Traditionally, a 'fool' is a berry puree with sugar and cream (often whipped). A healthier alternative is to use a yogurt base with a bit of cream and some honey instead. Greek yogurt works wonderfully here, but I am also a big fan of Sainsbury's SO Organic natural yogurt with its perfect blend of sweet creaminess and tangy bite. Tesco, Yeo Valley, and Rachel's also make good natural yogurts. That extra splash of cream (preferably double) will give an extra richness to the yogurt, though you may want to use single cream if you are using Greek yogurt. I love a strong honey, such as chestnut honey, but in this case you want a rich honey that lacks an overpowering nuttiness. Some English heather honeys do the job wonderfully as does Tasmanian leather honey (the later, however, is not very sustainable from a food-miles perspective!). Two dollops per serving should be sufficient, but by all means adjust to taste. Don't forget your josta berries in this mixture. Be sure to remove any stalks or flower ends as you would with a gooseberry or blackcurrant.

For a bit of texture, flaked almonds can top it off, but I found this too breakfasty for my liking. Healthy yes, textural yes, but the flavours were not quite in harmony. Somewhere in the cacophony of flavours an element seemed to be up to naughty tricks, but what is cooking without the odd experiment?

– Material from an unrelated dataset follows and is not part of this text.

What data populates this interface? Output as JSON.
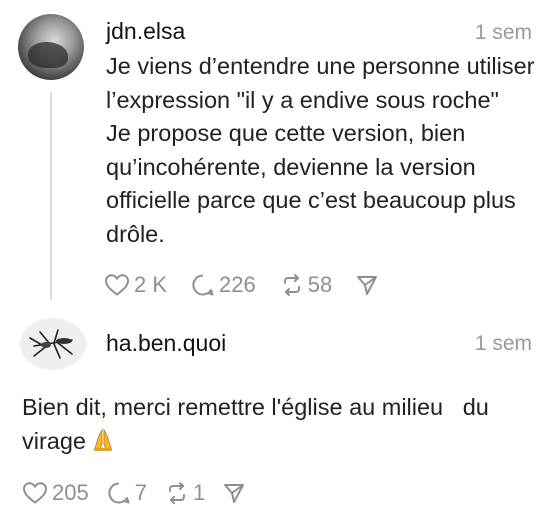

There you have it - the josta berry 'fool'. Given the ease of its creation, it is an excellent dessert to spontaneously whip up on a weekday evening. For those of you in North America, Worcester berries are an excellent alternative as they are also a gooseberry derivative with an extra bit of sweetness. As the 'fool' is a very straightforward concept (which explains why it is such a brilliant dessert), feel free to experiment with your own dairy, berry, and sweetener combinations. It would be foolish not to.